I slump back in my seat. “And look at my fucked up life. This man you’re proud of, that you’ve watched over the last few years, is he happy?”
“You’ve come through that though. You’re sober now.”
“I’m still fucked up.” Because of you.
“I’m so sorry. I wish I could change what happened, but I can’t. Don’t let the past stop you being happy now. I’ve seen you with a new girl…did you say her name was Ruby?”
“Do you follow my life?” I interrupt. “You seem to know a lot.”
“Of course I do, and you looked happier recently. Are you happier?”
“I don’t want to talk about my life.”
“You’re right. It’s not my business.” She inhales a shaky breath, and I see her energy fading in front of me. “I wish you’d brought your guitar though.”
“What?”
“I listen to some of your music, not all of it; but you wrote some beautiful songs. My talented son.”
This is too much. “Your son? By blood, yeah but not by love.”
“Don’t, please.”
“I didn’t come here to tell you I forgive everything because I don’t. I live with the scars.”
“I’m not expecting you to. I wanted to see you; that’s all. I missed you.”
f-uck. I stand. Am I shaking too? “Don’t. You don’t have the right. You made your choices.”
“And now you make yours, Jem. Make the right ones.”
The sun shines through the open curtains. A bright autumn day fills the room with a humid warmth that isn’t helping my dizzying pain. “I think I need to go now.”
Mum sits forward and grips the chair arm with pale hands. She wants to stand and can’t. “Okay.”
The unrelenting ache grips and the words spill. “Mum, you left me. Not just once but again and again.”
“I’m sorry.”
“So am I.”
I hesitate. She’ll leave me one final time, and I’ll never see her again. Every other time Mum left, I couldn’t understand why she didn’t say goodbye. Often it was when I was at school, and I’d come home to find a note and some money.

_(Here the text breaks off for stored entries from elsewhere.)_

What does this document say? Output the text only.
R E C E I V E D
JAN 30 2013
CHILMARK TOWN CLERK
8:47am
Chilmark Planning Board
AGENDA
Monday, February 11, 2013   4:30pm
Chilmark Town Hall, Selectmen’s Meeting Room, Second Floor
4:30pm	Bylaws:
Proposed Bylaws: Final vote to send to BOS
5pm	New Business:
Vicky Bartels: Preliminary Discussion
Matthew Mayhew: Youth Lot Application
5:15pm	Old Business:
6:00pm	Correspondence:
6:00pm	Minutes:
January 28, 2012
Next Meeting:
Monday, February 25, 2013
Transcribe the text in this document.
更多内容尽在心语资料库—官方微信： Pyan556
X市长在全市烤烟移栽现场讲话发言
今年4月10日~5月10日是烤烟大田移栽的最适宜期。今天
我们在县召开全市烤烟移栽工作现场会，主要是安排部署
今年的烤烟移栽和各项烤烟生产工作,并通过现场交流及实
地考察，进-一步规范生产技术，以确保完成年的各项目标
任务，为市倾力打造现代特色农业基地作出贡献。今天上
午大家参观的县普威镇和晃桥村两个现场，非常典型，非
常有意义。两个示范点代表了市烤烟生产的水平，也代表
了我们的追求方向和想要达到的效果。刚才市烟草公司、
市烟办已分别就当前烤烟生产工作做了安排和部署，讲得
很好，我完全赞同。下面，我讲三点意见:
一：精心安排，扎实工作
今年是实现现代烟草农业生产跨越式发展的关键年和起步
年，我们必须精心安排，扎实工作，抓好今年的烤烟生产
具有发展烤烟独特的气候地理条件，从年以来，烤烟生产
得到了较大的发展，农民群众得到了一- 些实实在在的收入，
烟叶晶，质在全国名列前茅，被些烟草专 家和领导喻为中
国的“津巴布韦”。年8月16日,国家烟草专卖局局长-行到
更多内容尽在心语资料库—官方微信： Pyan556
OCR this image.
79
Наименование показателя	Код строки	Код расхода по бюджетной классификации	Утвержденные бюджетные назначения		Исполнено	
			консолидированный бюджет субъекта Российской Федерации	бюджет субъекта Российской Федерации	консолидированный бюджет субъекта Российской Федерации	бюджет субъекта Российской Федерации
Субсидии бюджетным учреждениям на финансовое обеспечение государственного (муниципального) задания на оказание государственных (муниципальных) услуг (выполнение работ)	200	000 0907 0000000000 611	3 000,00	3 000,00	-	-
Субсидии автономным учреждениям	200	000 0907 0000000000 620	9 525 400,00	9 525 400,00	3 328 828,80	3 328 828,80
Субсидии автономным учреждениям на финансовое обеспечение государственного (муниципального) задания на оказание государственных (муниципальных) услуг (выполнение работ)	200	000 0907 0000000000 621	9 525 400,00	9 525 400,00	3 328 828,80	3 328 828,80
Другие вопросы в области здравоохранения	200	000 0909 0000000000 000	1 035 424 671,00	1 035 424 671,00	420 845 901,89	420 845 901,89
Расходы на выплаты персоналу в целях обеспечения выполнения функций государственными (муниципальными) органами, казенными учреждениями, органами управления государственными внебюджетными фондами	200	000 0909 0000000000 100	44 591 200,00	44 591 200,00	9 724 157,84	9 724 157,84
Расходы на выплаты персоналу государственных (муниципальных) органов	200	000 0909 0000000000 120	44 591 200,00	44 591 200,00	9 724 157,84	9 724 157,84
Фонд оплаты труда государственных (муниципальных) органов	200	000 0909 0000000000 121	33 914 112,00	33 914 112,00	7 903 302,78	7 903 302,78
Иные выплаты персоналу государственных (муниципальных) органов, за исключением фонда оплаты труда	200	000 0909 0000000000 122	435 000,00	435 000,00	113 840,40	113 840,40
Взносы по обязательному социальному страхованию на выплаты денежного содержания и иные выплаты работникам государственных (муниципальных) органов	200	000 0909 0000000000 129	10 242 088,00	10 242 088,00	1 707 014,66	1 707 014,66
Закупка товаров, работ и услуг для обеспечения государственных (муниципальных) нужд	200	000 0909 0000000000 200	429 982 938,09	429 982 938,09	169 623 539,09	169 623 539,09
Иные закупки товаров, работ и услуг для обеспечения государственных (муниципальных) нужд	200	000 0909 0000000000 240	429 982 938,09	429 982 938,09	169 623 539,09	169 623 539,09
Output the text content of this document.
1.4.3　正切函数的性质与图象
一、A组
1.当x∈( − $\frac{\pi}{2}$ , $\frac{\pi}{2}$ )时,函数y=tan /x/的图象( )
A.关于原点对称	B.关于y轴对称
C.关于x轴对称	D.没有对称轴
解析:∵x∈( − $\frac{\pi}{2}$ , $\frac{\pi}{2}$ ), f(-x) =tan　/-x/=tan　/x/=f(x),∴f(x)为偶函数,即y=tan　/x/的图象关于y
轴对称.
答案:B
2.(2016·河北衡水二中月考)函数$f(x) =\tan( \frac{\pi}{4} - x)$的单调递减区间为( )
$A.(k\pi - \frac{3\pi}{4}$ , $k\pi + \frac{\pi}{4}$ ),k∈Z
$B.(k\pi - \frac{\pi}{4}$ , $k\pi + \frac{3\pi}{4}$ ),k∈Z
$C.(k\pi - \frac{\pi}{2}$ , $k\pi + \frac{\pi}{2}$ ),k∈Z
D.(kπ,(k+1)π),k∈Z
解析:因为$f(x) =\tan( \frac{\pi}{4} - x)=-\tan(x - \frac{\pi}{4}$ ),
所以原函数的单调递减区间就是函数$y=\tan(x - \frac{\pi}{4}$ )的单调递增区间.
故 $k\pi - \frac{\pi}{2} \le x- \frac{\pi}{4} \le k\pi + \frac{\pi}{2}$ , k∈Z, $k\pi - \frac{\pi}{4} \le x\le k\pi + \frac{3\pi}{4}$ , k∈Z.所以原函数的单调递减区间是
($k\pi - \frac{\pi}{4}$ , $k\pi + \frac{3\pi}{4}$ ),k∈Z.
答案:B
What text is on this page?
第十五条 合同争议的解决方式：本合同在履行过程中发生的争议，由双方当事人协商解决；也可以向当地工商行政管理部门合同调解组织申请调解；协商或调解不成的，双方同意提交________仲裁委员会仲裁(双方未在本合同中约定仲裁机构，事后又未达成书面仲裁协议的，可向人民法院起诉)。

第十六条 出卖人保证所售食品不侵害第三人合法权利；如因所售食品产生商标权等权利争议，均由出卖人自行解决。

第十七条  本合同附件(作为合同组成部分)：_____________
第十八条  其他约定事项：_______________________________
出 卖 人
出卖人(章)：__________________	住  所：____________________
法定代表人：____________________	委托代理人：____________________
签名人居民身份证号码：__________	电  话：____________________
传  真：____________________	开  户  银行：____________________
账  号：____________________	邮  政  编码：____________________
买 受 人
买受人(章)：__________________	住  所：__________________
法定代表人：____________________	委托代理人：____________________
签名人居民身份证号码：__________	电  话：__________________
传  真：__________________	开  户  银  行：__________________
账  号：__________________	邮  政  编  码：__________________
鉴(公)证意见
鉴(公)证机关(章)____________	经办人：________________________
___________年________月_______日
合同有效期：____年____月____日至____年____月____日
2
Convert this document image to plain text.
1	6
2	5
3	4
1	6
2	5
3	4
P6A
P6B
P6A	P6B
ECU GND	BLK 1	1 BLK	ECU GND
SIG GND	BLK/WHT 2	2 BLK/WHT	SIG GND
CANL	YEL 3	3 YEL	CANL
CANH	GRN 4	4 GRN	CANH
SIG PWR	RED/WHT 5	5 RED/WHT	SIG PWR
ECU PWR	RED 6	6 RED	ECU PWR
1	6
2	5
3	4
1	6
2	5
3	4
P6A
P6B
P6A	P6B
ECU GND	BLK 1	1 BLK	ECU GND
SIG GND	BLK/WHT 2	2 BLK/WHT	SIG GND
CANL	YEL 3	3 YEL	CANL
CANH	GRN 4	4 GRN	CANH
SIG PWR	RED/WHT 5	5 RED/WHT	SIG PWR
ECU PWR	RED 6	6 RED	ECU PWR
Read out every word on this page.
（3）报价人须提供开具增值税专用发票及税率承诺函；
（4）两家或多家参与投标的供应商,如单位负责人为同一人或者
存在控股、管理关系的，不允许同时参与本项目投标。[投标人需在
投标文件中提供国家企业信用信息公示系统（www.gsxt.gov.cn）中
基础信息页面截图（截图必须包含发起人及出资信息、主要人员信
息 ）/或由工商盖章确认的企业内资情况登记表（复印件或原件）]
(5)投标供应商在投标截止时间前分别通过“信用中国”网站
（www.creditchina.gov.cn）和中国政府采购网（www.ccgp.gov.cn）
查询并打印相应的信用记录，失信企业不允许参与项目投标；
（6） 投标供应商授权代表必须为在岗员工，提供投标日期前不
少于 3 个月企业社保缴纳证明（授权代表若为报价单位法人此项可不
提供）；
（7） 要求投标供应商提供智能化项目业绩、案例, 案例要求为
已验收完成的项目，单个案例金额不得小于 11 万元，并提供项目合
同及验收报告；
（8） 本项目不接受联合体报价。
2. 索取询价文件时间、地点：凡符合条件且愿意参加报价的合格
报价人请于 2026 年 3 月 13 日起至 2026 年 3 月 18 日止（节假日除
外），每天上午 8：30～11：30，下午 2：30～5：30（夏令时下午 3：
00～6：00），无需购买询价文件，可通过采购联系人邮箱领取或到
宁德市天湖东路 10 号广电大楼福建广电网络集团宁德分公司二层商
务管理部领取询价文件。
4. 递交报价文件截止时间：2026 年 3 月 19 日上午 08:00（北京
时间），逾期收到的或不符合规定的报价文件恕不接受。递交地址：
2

When people leave, they should hug you with the promise they’ll see you again.
This is what she wants to do now, but there’s no promise of a next time.
“Bye, Mum.”
The decision is made in the moment, without thought, without rationalisation. How can I leave and not hug her goodbye? I pull the chair over, sit, and hesitantly place my arms around my mum. She’s all bones and I’m frightened of hurting her. Mum hugs me back, hard; but not as hard as I think she’d like. Her back shakes, face buried into my t-shirt; and I fight, fight, fight against the tsunami of pain engulfing.
People say they love you. Then they leave you. Or they die. Sometimes both.
When I walk back to the car through the afternoon sun, away from the smell of the hospice cloying my senses, I clutch the emotions and drag them back inside. I’d forgotten how severe the suffering other people cause can be, how the need to obliterate this is what pushed me into a life of addiction.
This can’t happen again. I won’t fall into loving another person who’ll leave.
I can’t get any further into whatever is happening with Ruby because when she leaves, the fallout will send me back to my old life and this time it will kill me.